Alright. Next one is b 26 dash five one ordinance amending codified ordinances chapter one four four six street banners. That'll be a second reading. C26 dash five three resolution authorizing the city manager to enter into a professional services contract with RDL architects for the downtown concept site plan declaring an emergency that is gonna be for a second reading on April 7 and lastly d tmp eight five five nine and ordinance amending the codified ordinances to allow the correction of scriveners errors by the clerk. And if you don't know what that means look it's it is well defined.
Yes, Skyler.
Yep. So I don't have an issue with the concept of fixing clerical errors, but if you dig into the actual slation, there are some concerning things for me. Item two, a grammatical error. Commas can actually especially in legislation, commas can change the meaning of things, commas and semicolons. I'd be very concerned with people who aren't the legislative body adding punctuation, changing punctuation.
Similarly, item four, calculations and mathematical errors. If you imagine a scenario where you've got x plus y equals z and for some reason that equation is wrong, which is correct? Is the x correct? Is the y correct or is the z correct? And again, I think the legislative body should be the one who has to make that decision. Other than that, the others I would consider actual clerical errors and I'd be fine with the city manager and the clerk fixing those.

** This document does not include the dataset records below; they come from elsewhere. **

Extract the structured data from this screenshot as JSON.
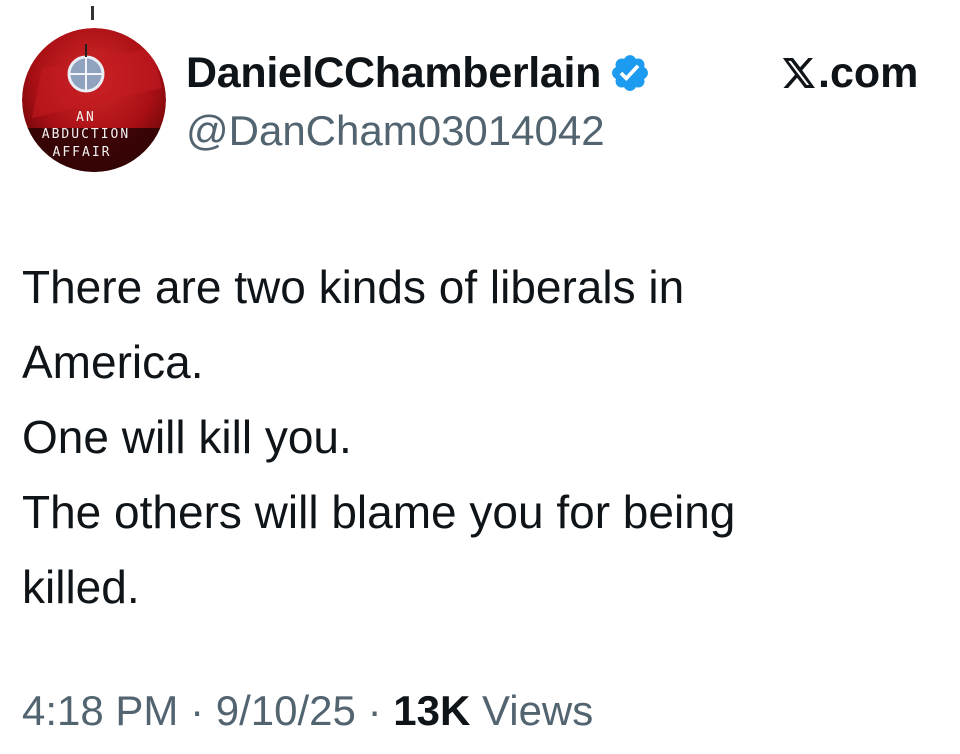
{
  "profile": {
    "display_name": "DanielCChamberlain",
    "handle": "@DanCham03014042",
    "verified": true,
    "avatar_text_line1": "AN",
    "avatar_text_line2": "ABDUCTION",
    "avatar_text_line3": "AFFAIR"
  },
  "brand": {
    "label": ".com",
    "icon": "x-logo-icon"
  },
  "tweet": {
    "lines": [
      "There are two kinds of liberals in",
      "America.",
      "One will kill you.",
      "The others will blame you for being",
      "killed."
    ]
  },
  "meta": {
    "time": "4:18 PM",
    "separator": "·",
    "date": "9/10/25",
    "views_count": "13K",
    "views_label": "Views"
  },
  "colors": {
    "verified_blue": "#1d9bf0",
    "text_primary": "#0f1419",
    "text_secondary": "#536471",
    "avatar_red": "#b3121b"
  }
}
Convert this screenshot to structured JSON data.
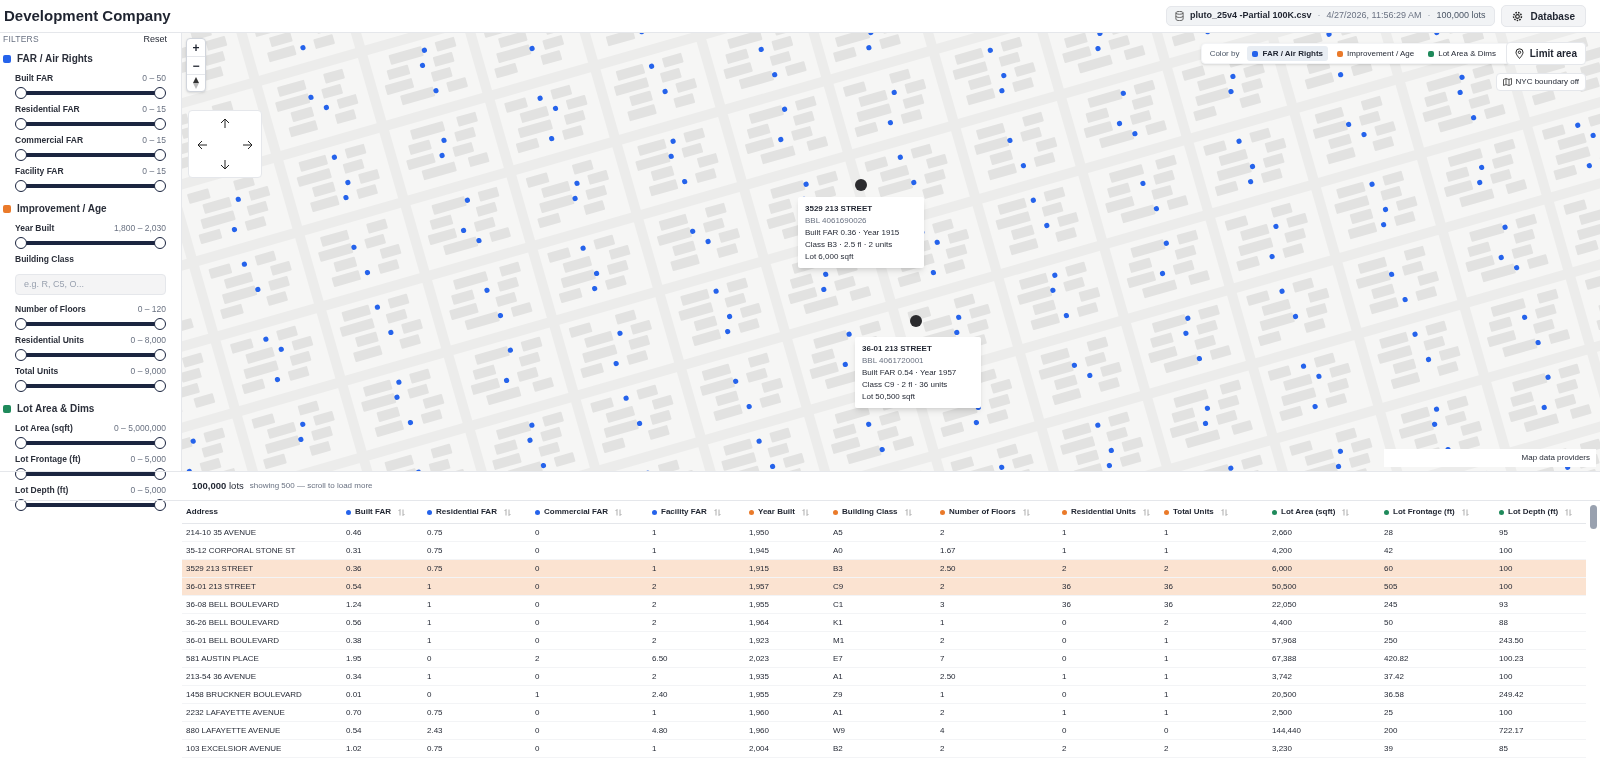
{
  "app": {
    "title": "Development Company"
  },
  "header": {
    "file_chip": {
      "name": "pluto_25v4 -Partial 100K.csv",
      "timestamp": "4/27/2026, 11:56:29 AM",
      "count": "100,000 lots",
      "separators": [
        "·",
        "·"
      ]
    },
    "database_button": "Database"
  },
  "sidebar": {
    "title": "FILTERS",
    "reset": "Reset",
    "groups": [
      {
        "label": "FAR / Air Rights",
        "color": "#2563eb",
        "filters": [
          {
            "kind": "range",
            "label": "Built FAR",
            "range": "0 – 50",
            "level": 1
          },
          {
            "kind": "range",
            "label": "Residential FAR",
            "range": "0 – 15",
            "level": 1
          },
          {
            "kind": "range",
            "label": "Commercial FAR",
            "range": "0 – 15",
            "level": 1
          },
          {
            "kind": "range",
            "label": "Facility FAR",
            "range": "0 – 15",
            "level": 1
          }
        ]
      },
      {
        "label": "Improvement / Age",
        "color": "#ea7a2a",
        "filters": [
          {
            "kind": "range",
            "label": "Year Built",
            "range": "1,800 – 2,030",
            "level": 1
          },
          {
            "kind": "text",
            "label": "Building Class",
            "placeholder": "e.g. R, C5, O..."
          },
          {
            "kind": "range",
            "label": "Number of Floors",
            "range": "0 – 120",
            "level": 1
          },
          {
            "kind": "range",
            "label": "Residential Units",
            "range": "0 – 8,000",
            "level": 1
          },
          {
            "kind": "range",
            "label": "Total Units",
            "range": "0 – 9,000",
            "level": 1
          }
        ]
      },
      {
        "label": "Lot Area & Dims",
        "color": "#1f8a5b",
        "filters": [
          {
            "kind": "range",
            "label": "Lot Area (sqft)",
            "range": "0 – 5,000,000",
            "level": 1
          },
          {
            "kind": "range",
            "label": "Lot Frontage (ft)",
            "range": "0 – 5,000",
            "level": 1
          },
          {
            "kind": "range",
            "label": "Lot Depth (ft)",
            "range": "0 – 5,000",
            "level": 1
          }
        ]
      }
    ]
  },
  "map": {
    "zoom_in": "+",
    "zoom_out": "−",
    "color_by": {
      "label": "Color by",
      "options": [
        {
          "label": "FAR / Air Rights",
          "color": "#2563eb",
          "selected": true
        },
        {
          "label": "Improvement / Age",
          "color": "#ea7a2a",
          "selected": false
        },
        {
          "label": "Lot Area & Dims",
          "color": "#1f8a5b",
          "selected": false
        }
      ]
    },
    "limit_area": "Limit area",
    "boundary_toggle": "NYC boundary off",
    "attribution": "Map data providers",
    "tooltips": [
      {
        "title": "3529 213 STREET",
        "bbl": "BBL 4061690026",
        "line_1": "Built FAR 0.36 · Year 1915",
        "line_2": "Class B3 · 2.5 fl · 2 units",
        "line_3": "Lot 6,000 sqft"
      },
      {
        "title": "36-01 213 STREET",
        "bbl": "BBL 4061720001",
        "line_1": "Built FAR 0.54 · Year 1957",
        "line_2": "Class C9 · 2 fl · 36 units",
        "line_3": "Lot 50,500 sqft"
      }
    ]
  },
  "table": {
    "summary": {
      "count": "100,000",
      "unit": "lots",
      "note": "showing 500 — scroll to load more"
    },
    "columns": [
      {
        "label": "Address",
        "sortable": false
      },
      {
        "label": "Built FAR",
        "color": "#2563eb",
        "sortable": true
      },
      {
        "label": "Residential FAR",
        "color": "#2563eb",
        "sortable": true
      },
      {
        "label": "Commercial FAR",
        "color": "#2563eb",
        "sortable": true
      },
      {
        "label": "Facility FAR",
        "color": "#2563eb",
        "sortable": true
      },
      {
        "label": "Year Built",
        "color": "#ea7a2a",
        "sortable": true
      },
      {
        "label": "Building Class",
        "color": "#ea7a2a",
        "sortable": true
      },
      {
        "label": "Number of Floors",
        "color": "#ea7a2a",
        "sortable": true
      },
      {
        "label": "Residential Units",
        "color": "#ea7a2a",
        "sortable": true
      },
      {
        "label": "Total Units",
        "color": "#ea7a2a",
        "sortable": true
      },
      {
        "label": "Lot Area (sqft)",
        "color": "#1f8a5b",
        "sortable": true
      },
      {
        "label": "Lot Frontage (ft)",
        "color": "#1f8a5b",
        "sortable": true
      },
      {
        "label": "Lot Depth (ft)",
        "color": "#1f8a5b",
        "sortable": true
      }
    ],
    "rows": [
      {
        "selected": false,
        "cells": [
          "214-10 35 AVENUE",
          "0.46",
          "0.75",
          "0",
          "1",
          "1,950",
          "A5",
          "2",
          "1",
          "1",
          "2,660",
          "28",
          "95"
        ]
      },
      {
        "selected": false,
        "cells": [
          "35-12 CORPORAL STONE ST",
          "0.31",
          "0.75",
          "0",
          "1",
          "1,945",
          "A0",
          "1.67",
          "1",
          "1",
          "4,200",
          "42",
          "100"
        ]
      },
      {
        "selected": true,
        "cells": [
          "3529 213 STREET",
          "0.36",
          "0.75",
          "0",
          "1",
          "1,915",
          "B3",
          "2.50",
          "2",
          "2",
          "6,000",
          "60",
          "100"
        ]
      },
      {
        "selected": true,
        "cells": [
          "36-01 213 STREET",
          "0.54",
          "1",
          "0",
          "2",
          "1,957",
          "C9",
          "2",
          "36",
          "36",
          "50,500",
          "505",
          "100"
        ]
      },
      {
        "selected": false,
        "cells": [
          "36-08 BELL BOULEVARD",
          "1.24",
          "1",
          "0",
          "2",
          "1,955",
          "C1",
          "3",
          "36",
          "36",
          "22,050",
          "245",
          "93"
        ]
      },
      {
        "selected": false,
        "cells": [
          "36-26 BELL BOULEVARD",
          "0.56",
          "1",
          "0",
          "2",
          "1,964",
          "K1",
          "1",
          "0",
          "2",
          "4,400",
          "50",
          "88"
        ]
      },
      {
        "selected": false,
        "cells": [
          "36-01 BELL BOULEVARD",
          "0.38",
          "1",
          "0",
          "2",
          "1,923",
          "M1",
          "2",
          "0",
          "1",
          "57,968",
          "250",
          "243.50"
        ]
      },
      {
        "selected": false,
        "cells": [
          "581 AUSTIN PLACE",
          "1.95",
          "0",
          "2",
          "6.50",
          "2,023",
          "E7",
          "7",
          "0",
          "1",
          "67,388",
          "420.82",
          "100.23"
        ]
      },
      {
        "selected": false,
        "cells": [
          "213-54 36 AVENUE",
          "0.34",
          "1",
          "0",
          "2",
          "1,935",
          "A1",
          "2.50",
          "1",
          "1",
          "3,742",
          "37.42",
          "100"
        ]
      },
      {
        "selected": false,
        "cells": [
          "1458 BRUCKNER BOULEVARD",
          "0.01",
          "0",
          "1",
          "2.40",
          "1,955",
          "Z9",
          "1",
          "0",
          "1",
          "20,500",
          "36.58",
          "249.42"
        ]
      },
      {
        "selected": false,
        "cells": [
          "2232 LAFAYETTE AVENUE",
          "0.70",
          "0.75",
          "0",
          "1",
          "1,960",
          "A1",
          "2",
          "1",
          "1",
          "2,500",
          "25",
          "100"
        ]
      },
      {
        "selected": false,
        "cells": [
          "880 LAFAYETTE AVENUE",
          "0.54",
          "2.43",
          "0",
          "4.80",
          "1,960",
          "W9",
          "4",
          "0",
          "0",
          "144,440",
          "200",
          "722.17"
        ]
      },
      {
        "selected": false,
        "cells": [
          "103 EXCELSIOR AVENUE",
          "1.02",
          "0.75",
          "0",
          "1",
          "2,004",
          "B2",
          "2",
          "2",
          "2",
          "3,230",
          "39",
          "85"
        ]
      }
    ]
  }
}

This was generated by Marshall, right?
That's correct. And I'll run both of these by him over the recess. And by the time we get back in April, I'll have that answered to all of council.
Section 18 items to be added to future agendas, honorary resolutions for Phil Leiter, who is doing his last council meeting right now. Congratulations, Phil.
Thanks, Phil. Thanks, Nick
Zeklanovich on April 7. As
far as HCTV advisory committee, you mentioned that is already down to four, possibly three members. We need as per interview ASAP for that in my opinion. The correct time to Start advertising for that as soon as possible.
I'll make sure the clerk knows. Okay.
Staff who stayed so late thank you so much appreciate your dedication and enjoy the break from us
and happy Saint Patty's Day I saw
there a motion to adjourn?
I move to adjourn. Second?
Second. All in favor? Aye.
Aye. Okay. Thank you.
This transcript was automatically generated from the official public meeting video and is presented unedited. It reflects remarks made on the public record by elected officials, staff, and public commenters. Transcript accuracy may vary; view the original recording for reference.